The fruits of this collaboration came last month when the TJLP filed seven lawsuits against OpenAI in California state court, alleging ChatGPT had caused delusional behaviour, mental health breakdowns and suicides. Among the people The Human Line referred to Jain and co-counsel Sara Kay Wiley was Allan Brooks, an Ontario man who, during a three-week conversation with ChatGPT in May, became convinced that he’d created a mathematical equation that could bring down global financial systems. In his lawsuit against OpenAI, Brooks said his interactions with ChatGPT ruined his reputation, alienated him from his family and caused him to spiral into a mental health crisis.

Brooks was one of the Redditors to whom Brisson had sent a questionnaire. The two bonded over their shared nationality, and Brisson told Brooks about his family member’s experience. “He was the first person I talked to that knew exactly what I was talking about,” Brooks said of Brisson. “That was validating and comforting and nice to hear. And then the rest is history.” In September, Brooks became The Human Line’s first employee and now works as community manager overseeing the project’s moderation team.

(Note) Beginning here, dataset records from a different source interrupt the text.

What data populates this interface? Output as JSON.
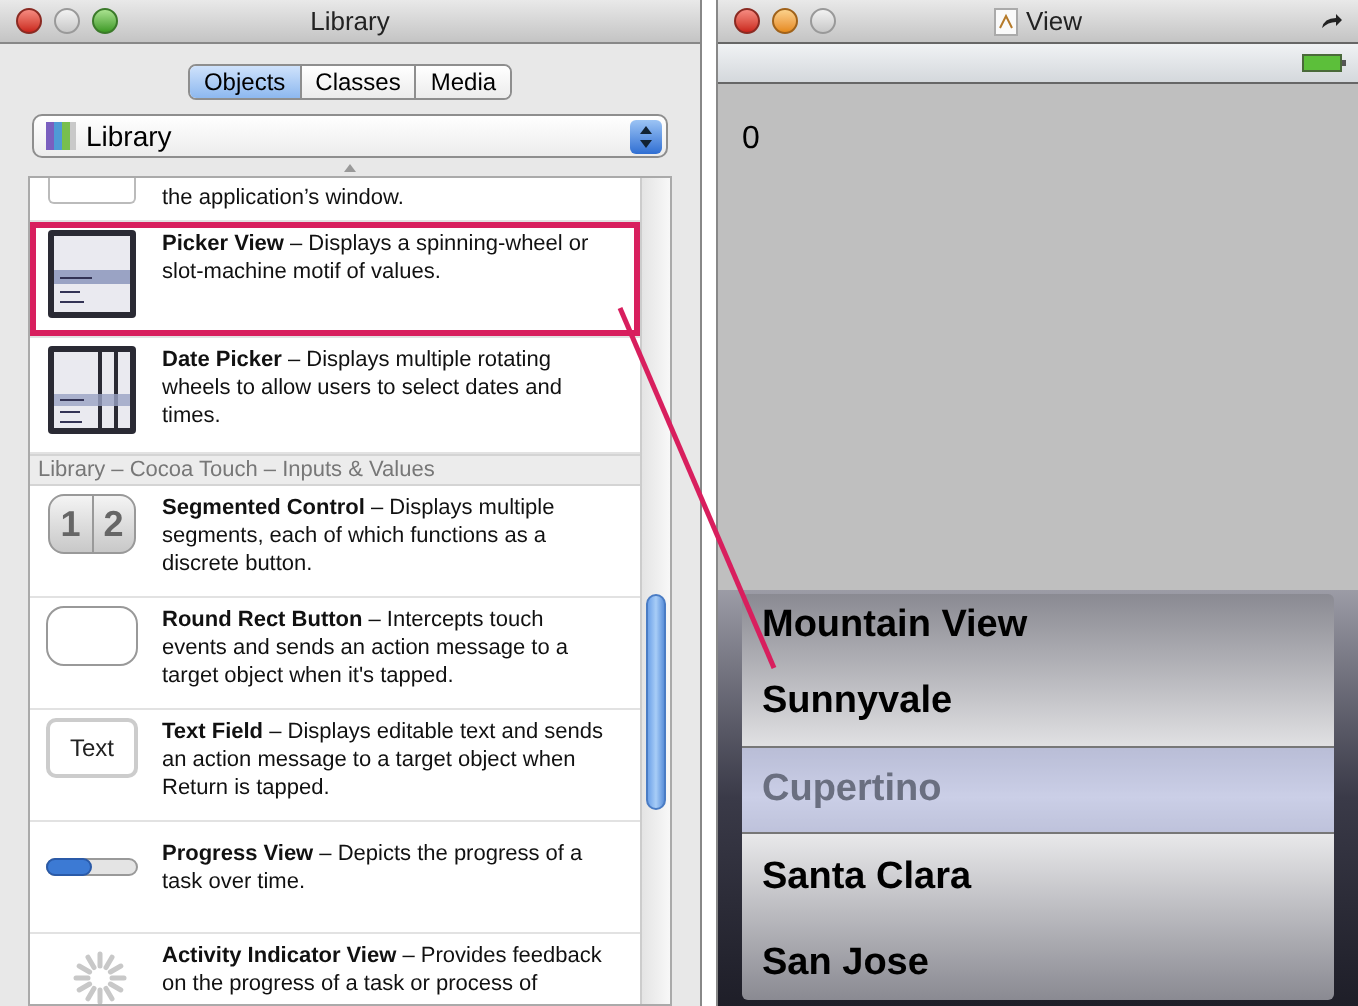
{
  "library_window": {
    "title": "Library",
    "tabs": [
      {
        "label": "Objects",
        "selected": true
      },
      {
        "label": "Classes",
        "selected": false
      },
      {
        "label": "Media",
        "selected": false
      }
    ],
    "popup": {
      "value": "Library"
    },
    "items": [
      {
        "kind": "blank",
        "text": "the application’s window.",
        "highlighted": false
      },
      {
        "kind": "picker",
        "text": "**Picker View** – Displays a spinning-wheel or slot-machine motif of values.",
        "highlighted": true
      },
      {
        "kind": "date-picker",
        "text": "**Date Picker** – Displays multiple rotating wheels to allow users to select dates and times.",
        "highlighted": false
      },
      {
        "kind": "header",
        "text": "Library – Cocoa Touch – Inputs & Values",
        "highlighted": false
      },
      {
        "kind": "segmented",
        "text": "**Segmented Control** – Displays multiple segments, each of which functions as a discrete button.",
        "icon_labels": [
          "1",
          "2"
        ],
        "highlighted": false
      },
      {
        "kind": "round-rect",
        "text": "**Round Rect Button** – Intercepts touch events and sends an action message to a target object when it's tapped.",
        "highlighted": false
      },
      {
        "kind": "text-field",
        "text": "**Text Field** – Displays editable text and sends an action message to a target object when Return is tapped.",
        "icon_label": "Text",
        "highlighted": false
      },
      {
        "kind": "progress",
        "text": "**Progress View** – Depicts the progress of a task over time.",
        "highlighted": false
      },
      {
        "kind": "activity",
        "text": "**Activity Indicator View** – Provides feedback on the progress of a task or process of",
        "highlighted": false
      }
    ]
  },
  "view_window": {
    "title": "View",
    "label": "0",
    "picker_rows": [
      {
        "label": "Mountain View",
        "selected": false
      },
      {
        "label": "Sunnyvale",
        "selected": false
      },
      {
        "label": "Cupertino",
        "selected": true
      },
      {
        "label": "Santa Clara",
        "selected": false
      },
      {
        "label": "San Jose",
        "selected": false
      }
    ]
  }
}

The Human Line’s goal is to help force AI companies to change how their systems interact with people by showing the harm the technology is causing. Brisson said such changes will likely start in the courts and, ultimately, be mandated by government-issued guardrails. In its fight against the apparent missteps of Big Tech, The Human Line joins a years-long battle that academics, advocates, lawyers and legislators have fought against everything from social media addiction to algorithmic radicalization. 

The names of some of the companies involved have changed, but the issues remain the same. Meta’s rise was in large part a result of its ability to dominate the attention economy and turn user engagement into the ultimate commodity. The sycophantic tendencies of some AI chatbots are also, critics argue, the result of their creators tweaking models to persuade people to spend more time talking to them. And, as with social media companies, the AI industry also overwhelmingly believes self-regulation can curb its worst excesses.

For Brisson, the stakes and urgency couldn’t be much higher. “We need to get it as big as possible so that we can keep up pace with AI,” he said of The Human Line with a tech founder-inflected insouciance. “If you do something good, the money will follow.”

Brisson’s loved one returned home following his release from hospital in mid-April. He’s aware of The Human Line and is proud that his story inspired it, Brisson said. He’s also now aware that AlisS caused his psychosis. At the same time, Brisson said the person found it difficult to simply walk away from the “profound connection” he had with the chatbot, and still uses ChatGPT on occasion.